Saturday, April 12, 2008

Dump On

From the Milwaukee Journal Sentinel:

A few hours without rain Friday afternoon reduced flows from municipal sewers to Milwaukee Metropolitan Sewerage District facilities to the extent that district officials were optimistic they could halt blending of partly and fully treated wastewater at the Jones Island sewage plant by this morning.

But no end was in sight Friday for the combined sewer overflows to Milwaukee rivers and Lake Michigan that began Thursday evening.

Blending started around 8:15 p.m. Thursday as a last resort to push more wastewater through Jones Island and prevent filling the deep tunnel storage system to capacity, district Executive Director Kevin Shafer said. At about 9 p.m. Friday, the deep tunnel, with a capacity of 405 million gallons, remained 87% full. A separate northwest side storage tunnel, with a capacity of 89 million gallons, was 85% full.

...Combined sewers will not resume discharging to the deep tunnel, a step that would end the overflows, until rain is out of the immediate forecast and flows from municipal sanitary sewers no longer pour into the tunnel, Jankowski said.

Neither seemed likely to occur before midday Saturday....

On Friday afternoon, municipal sanitary sewers continued to discharge to the tunnel at a rate of around 44 million gallons a day. Progress was being made, however, as pumps were draining the tunnel faster than sanitary sewers were discharging to it.

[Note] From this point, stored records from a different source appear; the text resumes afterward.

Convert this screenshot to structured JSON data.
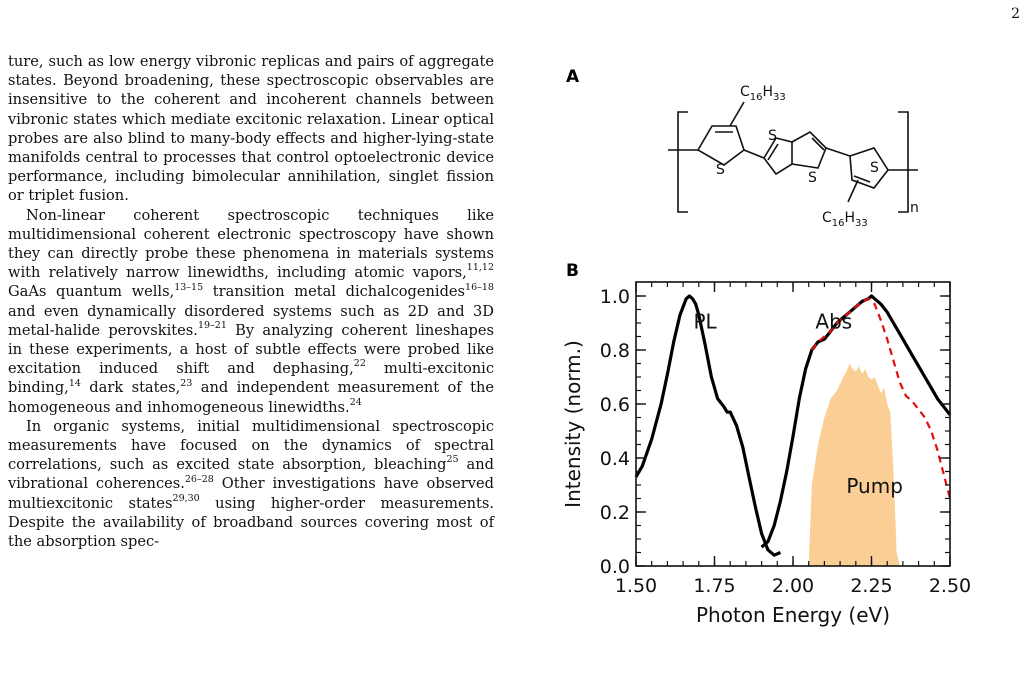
{
  "page_number": "2",
  "paragraphs": [
    {
      "indent": false,
      "segments": [
        {
          "t": "ture, such as low energy vibronic replicas and pairs of aggregate states. Beyond broadening, these spectroscopic observables are insensitive to the coherent and incoherent channels between vibronic states which mediate excitonic relaxation. Linear optical probes are also blind to many-body effects and higher-lying-state manifolds central to processes that control optoelectronic device performance, including bimolecular annihilation, singlet fission or triplet fusion."
        }
      ]
    },
    {
      "indent": true,
      "segments": [
        {
          "t": "Non-linear coherent spectroscopic techniques like multidimensional coherent electronic spectroscopy have shown they can directly probe these phenomena in materials systems with relatively narrow linewidths, including atomic vapors,"
        },
        {
          "sup": "11,12"
        },
        {
          "t": " GaAs quantum wells,"
        },
        {
          "sup": "13–15"
        },
        {
          "t": " transition metal dichalcogenides"
        },
        {
          "sup": "16–18"
        },
        {
          "t": " and even dynamically disordered systems such as 2D and 3D metal-halide perovskites."
        },
        {
          "sup": "19–21"
        },
        {
          "t": " By analyzing coherent lineshapes in these experiments, a host of subtle effects were probed like excitation induced shift and dephasing,"
        },
        {
          "sup": "22"
        },
        {
          "t": " multi-excitonic binding,"
        },
        {
          "sup": "14"
        },
        {
          "t": " dark states,"
        },
        {
          "sup": "23"
        },
        {
          "t": " and independent measurement of the homogeneous and inhomogeneous linewidths."
        },
        {
          "sup": "24"
        }
      ]
    },
    {
      "indent": true,
      "segments": [
        {
          "t": "In organic systems, initial multidimensional spectroscopic measurements have focused on the dynamics of spectral correlations, such as excited state absorption, bleaching"
        },
        {
          "sup": "25"
        },
        {
          "t": " and vibrational coherences."
        },
        {
          "sup": "26–28"
        },
        {
          "t": " Other investigations have observed multiexcitonic states"
        },
        {
          "sup": "29,30"
        },
        {
          "t": " using higher-order measurements. Despite the availability of broadband sources covering most of the absorption spec-"
        }
      ]
    }
  ],
  "figure": {
    "panel_a_label": "A",
    "panel_b_label": "B",
    "molecule": {
      "sulfur_label": "S",
      "substituent_top": {
        "base": "C",
        "sub1": "16",
        "mid": "H",
        "sub2": "33"
      },
      "substituent_bottom": {
        "base": "C",
        "sub1": "16",
        "mid": "H",
        "sub2": "33"
      },
      "repeat_label": "n"
    }
  },
  "chart_data": {
    "type": "line",
    "title": "",
    "xlabel": "Photon Energy (eV)",
    "ylabel": "Intensity (norm.)",
    "xlim": [
      1.5,
      2.5
    ],
    "ylim": [
      0.0,
      1.0
    ],
    "xticks": [
      "1.50",
      "1.75",
      "2.00",
      "2.25",
      "2.50"
    ],
    "yticks": [
      "0.0",
      "0.2",
      "0.4",
      "0.6",
      "0.8",
      "1.0"
    ],
    "annotations": [
      "PL",
      "Abs",
      "Pump"
    ],
    "series": [
      {
        "name": "PL",
        "style": "solid",
        "color": "#000000",
        "x": [
          1.5,
          1.52,
          1.55,
          1.58,
          1.6,
          1.62,
          1.64,
          1.66,
          1.67,
          1.68,
          1.69,
          1.7,
          1.72,
          1.74,
          1.76,
          1.78,
          1.79,
          1.8,
          1.82,
          1.84,
          1.86,
          1.88,
          1.9,
          1.92,
          1.94,
          1.96
        ],
        "y": [
          0.33,
          0.37,
          0.47,
          0.6,
          0.71,
          0.83,
          0.93,
          0.99,
          1.0,
          0.99,
          0.97,
          0.93,
          0.82,
          0.7,
          0.62,
          0.59,
          0.57,
          0.57,
          0.52,
          0.44,
          0.33,
          0.22,
          0.12,
          0.06,
          0.04,
          0.05
        ]
      },
      {
        "name": "Abs",
        "style": "solid",
        "color": "#000000",
        "x": [
          1.9,
          1.92,
          1.94,
          1.96,
          1.98,
          2.0,
          2.02,
          2.04,
          2.06,
          2.08,
          2.1,
          2.12,
          2.14,
          2.16,
          2.18,
          2.2,
          2.22,
          2.24,
          2.25,
          2.26,
          2.28,
          2.3,
          2.32,
          2.34,
          2.36,
          2.38,
          2.4,
          2.42,
          2.44,
          2.46,
          2.48,
          2.5
        ],
        "y": [
          0.07,
          0.09,
          0.15,
          0.24,
          0.35,
          0.48,
          0.62,
          0.73,
          0.8,
          0.83,
          0.84,
          0.87,
          0.9,
          0.92,
          0.94,
          0.96,
          0.98,
          0.99,
          1.0,
          0.99,
          0.97,
          0.94,
          0.9,
          0.86,
          0.82,
          0.78,
          0.74,
          0.7,
          0.66,
          0.62,
          0.59,
          0.56
        ]
      },
      {
        "name": "Abs (dashed)",
        "style": "dashed",
        "color": "#e01010",
        "x": [
          2.06,
          2.08,
          2.1,
          2.12,
          2.14,
          2.16,
          2.18,
          2.2,
          2.22,
          2.24,
          2.26,
          2.28,
          2.3,
          2.32,
          2.34,
          2.36,
          2.38,
          2.4,
          2.42,
          2.44,
          2.46,
          2.48,
          2.5
        ],
        "y": [
          0.8,
          0.83,
          0.85,
          0.87,
          0.9,
          0.92,
          0.94,
          0.96,
          0.98,
          0.99,
          0.97,
          0.91,
          0.84,
          0.76,
          0.68,
          0.63,
          0.61,
          0.58,
          0.55,
          0.5,
          0.43,
          0.34,
          0.25
        ]
      },
      {
        "name": "Pump",
        "type": "area",
        "color": "#f9c98a",
        "x": [
          2.05,
          2.06,
          2.08,
          2.1,
          2.12,
          2.14,
          2.16,
          2.17,
          2.18,
          2.19,
          2.2,
          2.21,
          2.22,
          2.23,
          2.24,
          2.25,
          2.26,
          2.27,
          2.28,
          2.29,
          2.3,
          2.31,
          2.32,
          2.33,
          2.34
        ],
        "y": [
          0.0,
          0.3,
          0.45,
          0.55,
          0.62,
          0.65,
          0.7,
          0.72,
          0.75,
          0.73,
          0.72,
          0.74,
          0.71,
          0.73,
          0.7,
          0.69,
          0.7,
          0.67,
          0.64,
          0.66,
          0.6,
          0.57,
          0.35,
          0.05,
          0.0
        ]
      }
    ]
  }
}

The headline of the article: "Halt in rain helps to ease sewage mix"

The subhead: "Sewer overflows to lake, rivers will continue"

I think they should be flipped. The primary focus of the piece is on the dumping. That's the story.

Of course, a halt in the rain will help the situation.

"But no end was in sight Friday for the combined sewer overflows to Milwaukee rivers and Lake Michigan that began Thursday evening."

That's important.

Cut the crap. There's no way to put a positive spin on dumping partially treated wastewater into local rivers and the lake.